Cinders
Cinders
Fall, 1996
20 Year Survey of Southern Exposure Gallery
Southern Exposure Gallery, San Francisco, California
Cinders
Collage, encaustic on canvas
36” x 24”
For the 20 year anniversary show at Southern Exposure Gallery I created a piece that would stand in for an “obituary” page within the giant retrospective of dozens of artists that had shown in that space over the years. I wanted to remind people of all the artists and friends in the artists’ community who had died of AIDS and that the epidemic was not over.
Background: I collected B.A.R. (The Bay Area News is the local San Francisco LGBT newspaper) obituary pages over the most intense years of the epidemic. The B.A.R. was the community’s eye on the epidemic and where we got treatment and political news.
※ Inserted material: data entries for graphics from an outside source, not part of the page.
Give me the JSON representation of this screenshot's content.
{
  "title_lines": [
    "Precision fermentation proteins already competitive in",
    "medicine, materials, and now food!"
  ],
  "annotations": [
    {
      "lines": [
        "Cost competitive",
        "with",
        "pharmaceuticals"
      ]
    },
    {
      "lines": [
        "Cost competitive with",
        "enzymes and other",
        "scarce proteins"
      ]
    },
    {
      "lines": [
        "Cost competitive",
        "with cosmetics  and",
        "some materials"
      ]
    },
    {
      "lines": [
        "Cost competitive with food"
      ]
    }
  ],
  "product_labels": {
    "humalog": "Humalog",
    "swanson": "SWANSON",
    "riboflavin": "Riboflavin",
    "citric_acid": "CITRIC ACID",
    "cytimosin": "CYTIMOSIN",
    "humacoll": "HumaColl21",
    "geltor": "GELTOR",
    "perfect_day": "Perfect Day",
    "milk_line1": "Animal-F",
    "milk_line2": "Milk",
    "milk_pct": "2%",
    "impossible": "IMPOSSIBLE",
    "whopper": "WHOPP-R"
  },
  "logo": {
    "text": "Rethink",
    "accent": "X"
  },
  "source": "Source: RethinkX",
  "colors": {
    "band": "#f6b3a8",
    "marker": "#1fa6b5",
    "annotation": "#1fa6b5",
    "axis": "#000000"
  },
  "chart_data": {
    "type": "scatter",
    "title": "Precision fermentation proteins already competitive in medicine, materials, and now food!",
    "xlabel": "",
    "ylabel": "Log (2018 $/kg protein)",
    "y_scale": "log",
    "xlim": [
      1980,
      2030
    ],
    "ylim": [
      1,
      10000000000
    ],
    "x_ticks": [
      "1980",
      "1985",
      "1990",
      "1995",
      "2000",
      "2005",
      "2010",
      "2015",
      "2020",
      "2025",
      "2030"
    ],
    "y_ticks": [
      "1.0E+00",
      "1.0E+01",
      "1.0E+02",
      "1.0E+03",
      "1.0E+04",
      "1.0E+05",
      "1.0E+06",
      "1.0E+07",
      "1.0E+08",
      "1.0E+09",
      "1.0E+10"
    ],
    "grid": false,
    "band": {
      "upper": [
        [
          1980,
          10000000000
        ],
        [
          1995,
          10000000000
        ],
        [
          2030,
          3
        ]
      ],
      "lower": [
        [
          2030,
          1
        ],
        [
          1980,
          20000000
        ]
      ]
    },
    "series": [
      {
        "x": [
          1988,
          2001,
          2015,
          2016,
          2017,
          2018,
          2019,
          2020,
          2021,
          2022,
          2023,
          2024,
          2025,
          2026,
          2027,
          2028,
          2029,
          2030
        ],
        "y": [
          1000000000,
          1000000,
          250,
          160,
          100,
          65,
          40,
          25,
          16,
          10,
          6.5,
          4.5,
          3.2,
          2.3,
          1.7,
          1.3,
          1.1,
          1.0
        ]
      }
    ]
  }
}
At the back of the paper was a section of obituaries that occasionally stretched over several pages –pages and pages of faces of mostly young gay men who had died of AIDS. It was a weekly ritual to look through these images with fear and dread. I cut the photos from the obituary pages of people I knew or people who I recognized as part of my world and kept them in a box. Years later, when I was invited to make a piece for the Southern Exposure show I thought of making a piece that would represent the impact of loss, grief and anger that burned like cinders. Partly as a performance and partly as an act of painting, I set the obituary images on fire, and while still burning, I attached each photo to the canvass and covered them with bees wax/encaustic.